Organs and tissues are made up of a complex mixture of different cell types, each with essentially the same genetic code but distinct biology, due to differences in gene expression patterns. Just as some genes are turned “on” and “off” across different cell types, some are also turned on and off at different times during development within the same cell type. Despite considerable variation in expression patterns across tissues, these patterns are relatively stable throughout adulthood, when most expression studies have been done. The changes in gene expression that occur during prenatal, neonatal, and pediatric development that lead to the onset or cessation of growth spurts or puberty are largely unstudied.

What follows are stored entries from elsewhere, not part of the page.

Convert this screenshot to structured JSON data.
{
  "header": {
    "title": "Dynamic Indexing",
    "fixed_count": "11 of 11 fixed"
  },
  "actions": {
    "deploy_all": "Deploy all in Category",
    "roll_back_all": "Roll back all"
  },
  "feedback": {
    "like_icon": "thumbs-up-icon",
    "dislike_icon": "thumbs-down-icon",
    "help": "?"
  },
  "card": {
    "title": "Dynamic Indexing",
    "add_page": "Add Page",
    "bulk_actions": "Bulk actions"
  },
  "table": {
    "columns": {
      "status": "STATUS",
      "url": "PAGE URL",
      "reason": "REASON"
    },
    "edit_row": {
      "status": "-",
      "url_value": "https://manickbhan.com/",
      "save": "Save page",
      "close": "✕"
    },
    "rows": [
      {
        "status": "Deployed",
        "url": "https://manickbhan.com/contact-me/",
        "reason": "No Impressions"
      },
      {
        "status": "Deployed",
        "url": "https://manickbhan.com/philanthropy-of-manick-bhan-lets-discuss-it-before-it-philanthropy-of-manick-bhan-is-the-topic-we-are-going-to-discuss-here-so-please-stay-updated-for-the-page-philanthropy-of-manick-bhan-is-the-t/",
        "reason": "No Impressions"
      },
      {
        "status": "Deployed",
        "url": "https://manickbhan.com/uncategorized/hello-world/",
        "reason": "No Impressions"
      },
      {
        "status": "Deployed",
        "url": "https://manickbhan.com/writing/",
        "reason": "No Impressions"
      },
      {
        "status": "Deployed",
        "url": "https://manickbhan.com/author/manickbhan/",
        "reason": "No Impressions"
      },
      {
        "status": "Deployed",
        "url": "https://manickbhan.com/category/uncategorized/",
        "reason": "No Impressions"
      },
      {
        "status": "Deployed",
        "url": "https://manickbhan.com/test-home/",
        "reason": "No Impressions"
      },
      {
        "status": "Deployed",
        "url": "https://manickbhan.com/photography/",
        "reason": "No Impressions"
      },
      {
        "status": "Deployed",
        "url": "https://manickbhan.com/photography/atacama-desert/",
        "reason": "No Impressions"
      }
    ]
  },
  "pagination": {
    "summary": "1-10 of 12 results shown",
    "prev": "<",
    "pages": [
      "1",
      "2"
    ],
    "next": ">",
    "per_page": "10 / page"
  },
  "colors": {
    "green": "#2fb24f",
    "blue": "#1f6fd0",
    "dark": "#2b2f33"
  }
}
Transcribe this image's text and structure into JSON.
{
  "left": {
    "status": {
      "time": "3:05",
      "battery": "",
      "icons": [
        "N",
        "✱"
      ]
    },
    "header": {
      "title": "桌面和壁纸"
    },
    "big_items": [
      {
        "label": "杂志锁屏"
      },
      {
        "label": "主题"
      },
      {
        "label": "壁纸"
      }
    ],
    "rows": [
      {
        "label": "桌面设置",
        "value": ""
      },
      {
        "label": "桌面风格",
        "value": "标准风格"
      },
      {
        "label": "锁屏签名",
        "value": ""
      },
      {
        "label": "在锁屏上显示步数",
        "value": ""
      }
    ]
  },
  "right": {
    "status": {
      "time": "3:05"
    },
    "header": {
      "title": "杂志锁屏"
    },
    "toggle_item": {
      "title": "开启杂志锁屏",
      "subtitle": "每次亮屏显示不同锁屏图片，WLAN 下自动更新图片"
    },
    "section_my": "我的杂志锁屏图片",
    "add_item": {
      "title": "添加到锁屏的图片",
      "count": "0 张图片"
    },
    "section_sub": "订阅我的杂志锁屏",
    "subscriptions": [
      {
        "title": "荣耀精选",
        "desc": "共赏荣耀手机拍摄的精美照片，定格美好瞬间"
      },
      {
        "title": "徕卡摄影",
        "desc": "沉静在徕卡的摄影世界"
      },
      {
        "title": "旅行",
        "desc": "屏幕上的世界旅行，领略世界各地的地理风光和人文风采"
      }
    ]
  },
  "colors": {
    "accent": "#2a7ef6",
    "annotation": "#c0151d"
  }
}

The Genotype-Tissue Expression (GTEx) project was a Common Fund initiative that began in 2010 and included whole genome sequencing (WGS), whole exome sequencing (WES), and RNA sequencing from multiple tissues in nearly one thousand adult post-mortem donors. GTEx resources are valuable tools for exploring the genetic basis of complex human diseases. The recently completed project developed a pathway to catalog and analyze transcriptional profiles from a wide variety of tissues, and serves as a useful resource for the research community. This experience in adults lays the groundwork to initiate a similar project to understand the typical patterns of gene expression during development. This new initiative, developmental GTEx, will create a resource database and tissue bank to study gene expression patterns in multiple tissues during neonatal, childhood and adolescent development and associate them with genomic sequence variation. In addition, preparatory activities will explore mechanisms to encourage tissue donation and develop effective approaches to potential neonatal and pediatric donors, and facilitate partnerships with organ procurement organizations, medical examiners, palliative care groups.
This activity grew out of joint activities between the NHGRI and NICHD which culminated in a workshop held in April 2018 entitled “Genomic Medicine for Reproductive, Prenatal, and Neonatal Health.” Both institutes are committed to this initiative and we are seeking additional partners from other NIH institutes and centers.